Изменить стиль страницы

Вот уже второй час я хожу по баку. Изредка останавливаюсь, всматриваюсь в сырую, лохматую темноту ночи. И ничего не вижу. Только на мысу огонь маяка, осторожно раздвигая мглу, медленно вращается в своем секторе, будто ощупывает лучом мутное рваное небо. Но и в этом луче, кроме тонких ниток дождя, ничего не видно. Дождь не унимается уже вторые сутки. Слышно, как его шорохи растекаются по притихшему кораблю. Нет-нет да и всхлипнет в шпигате вода. И опять все тихо.

Струйка воды стекает за воротник шинели. Я откидываю капюшон плаща, встряхиваю его и надеваю поплотнее. Снова хожу по палубе, но шагов уже не считаю — надоело. Ломаю голову над тем, как ответить отцу на его письмо. Я не располагаю никакими сведениями о численности и мощи нашего оружия, но всегда был уверен, что мы сильнее всех. Теперь эта уверенность окрепла: я своими глазами увидел грозную технику. Не всю, конечно, только часть ее, и притом, вероятно, не самую новейшую. Но уже то, что я увидел здесь, говорило не только о наших возможностях, а и о наличии такой сокрушительной мощи, которой никогда еще не было.
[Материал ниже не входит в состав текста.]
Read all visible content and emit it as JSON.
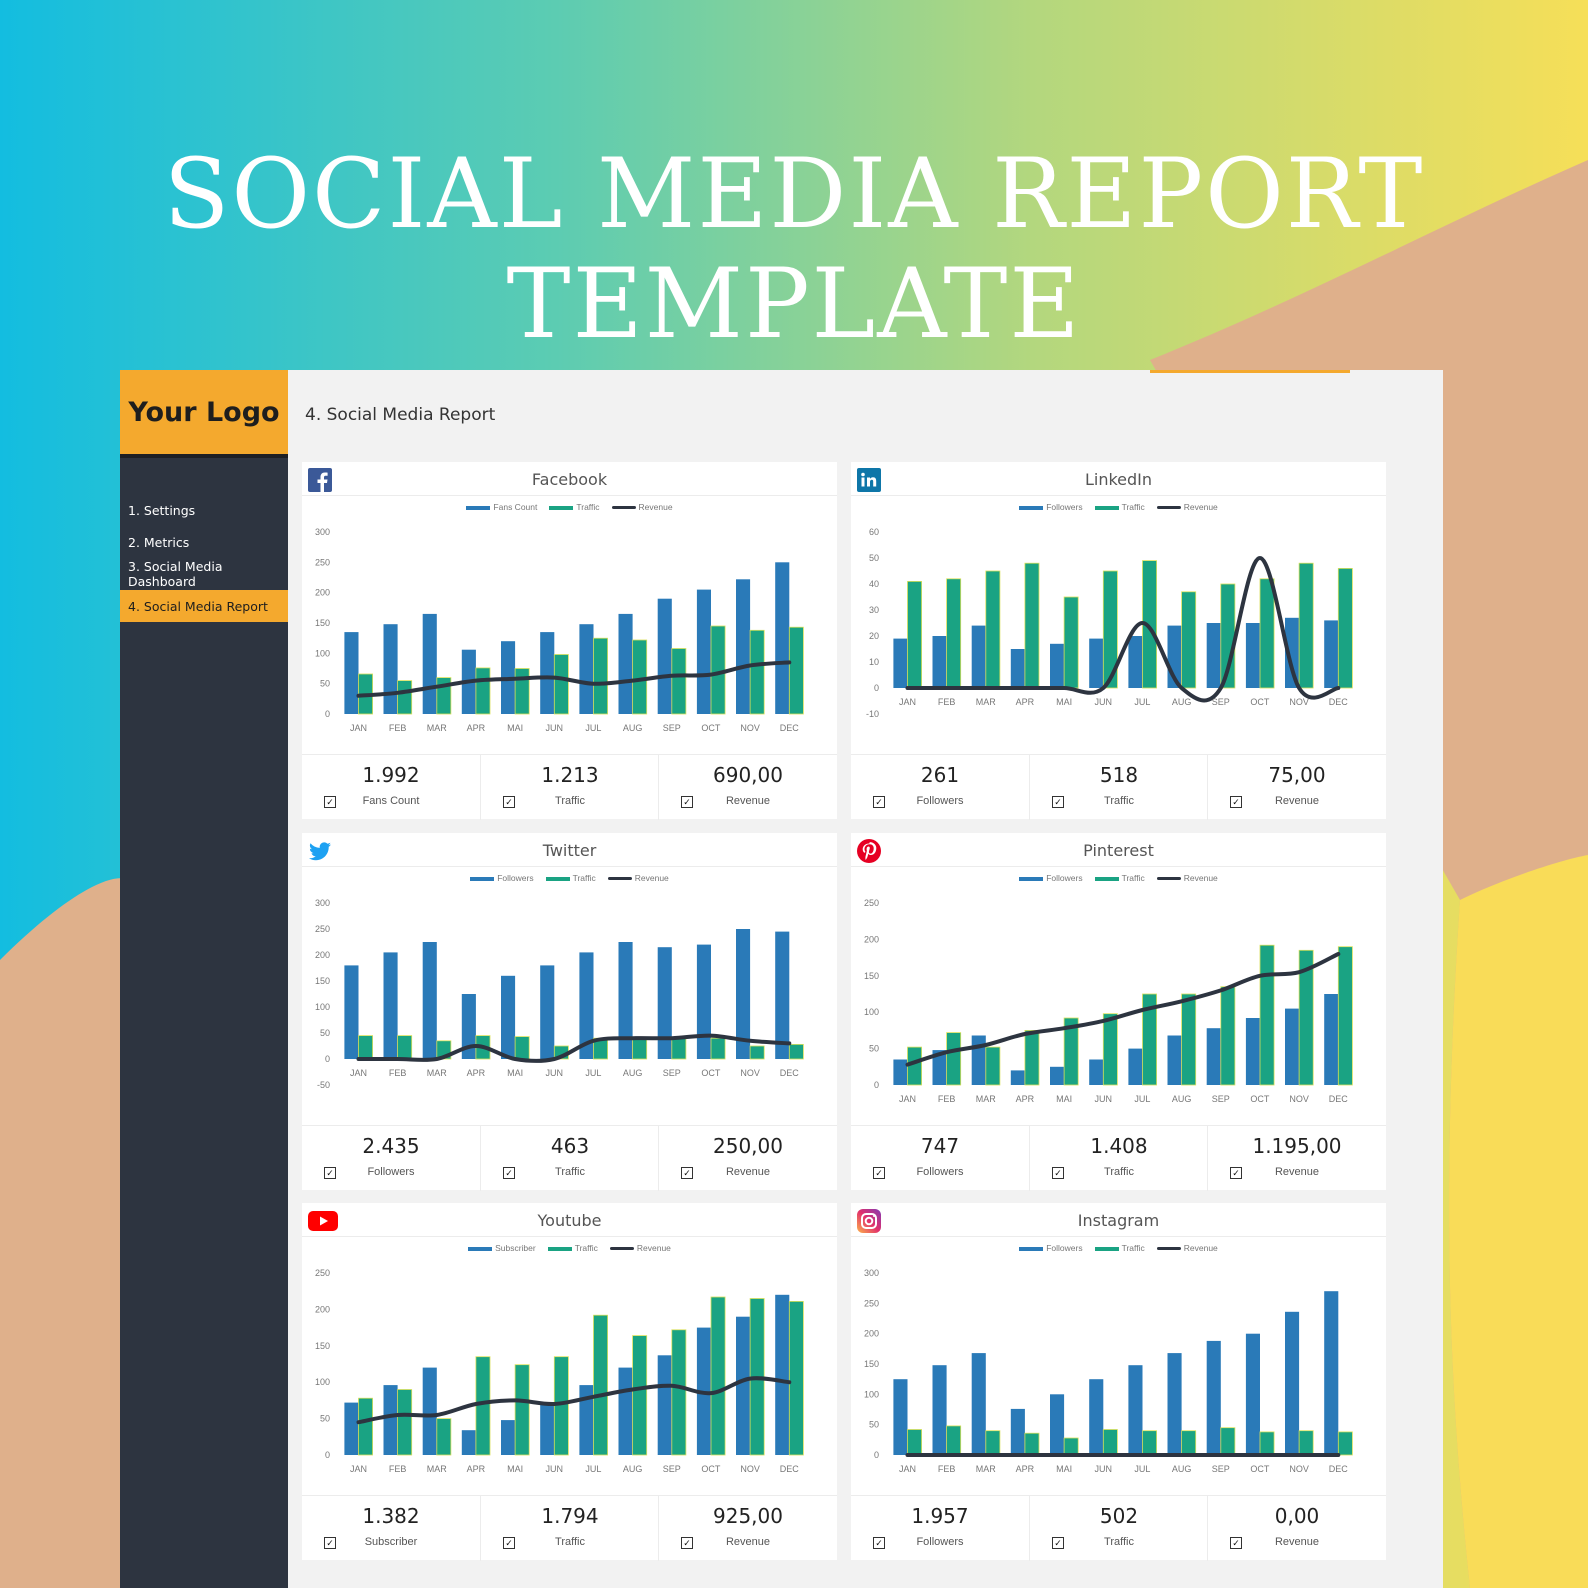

Но разве отцу напишешь так? Ему, вероятно, надо написать как-то иначе, конкретнее. Его сомнения вполне объяснимы, слишком дорого обошлось нам и лично ему это «шапкозакидательство». Старик хочет получить подтверждение официальным сообщениям от своего человека. Как ему написать?

Около вентиляционного грибка стоять, пожалуй, лучше. Из-под грибка струится теплый воздух, поднимающийся откуда-то изнутри корабля. Откуда? Скорее всего, из второго кубрика. Я подставляю руки, теплый поток воздуха ласково омывает их. Но мне от этого не становится теплее. Наоборот, еще острее ощущается промозглая сырость ночи, по всему телу растекается мелкая противная дрожь. Я отхожу от грибка и больше уже не останавливаюсь около него.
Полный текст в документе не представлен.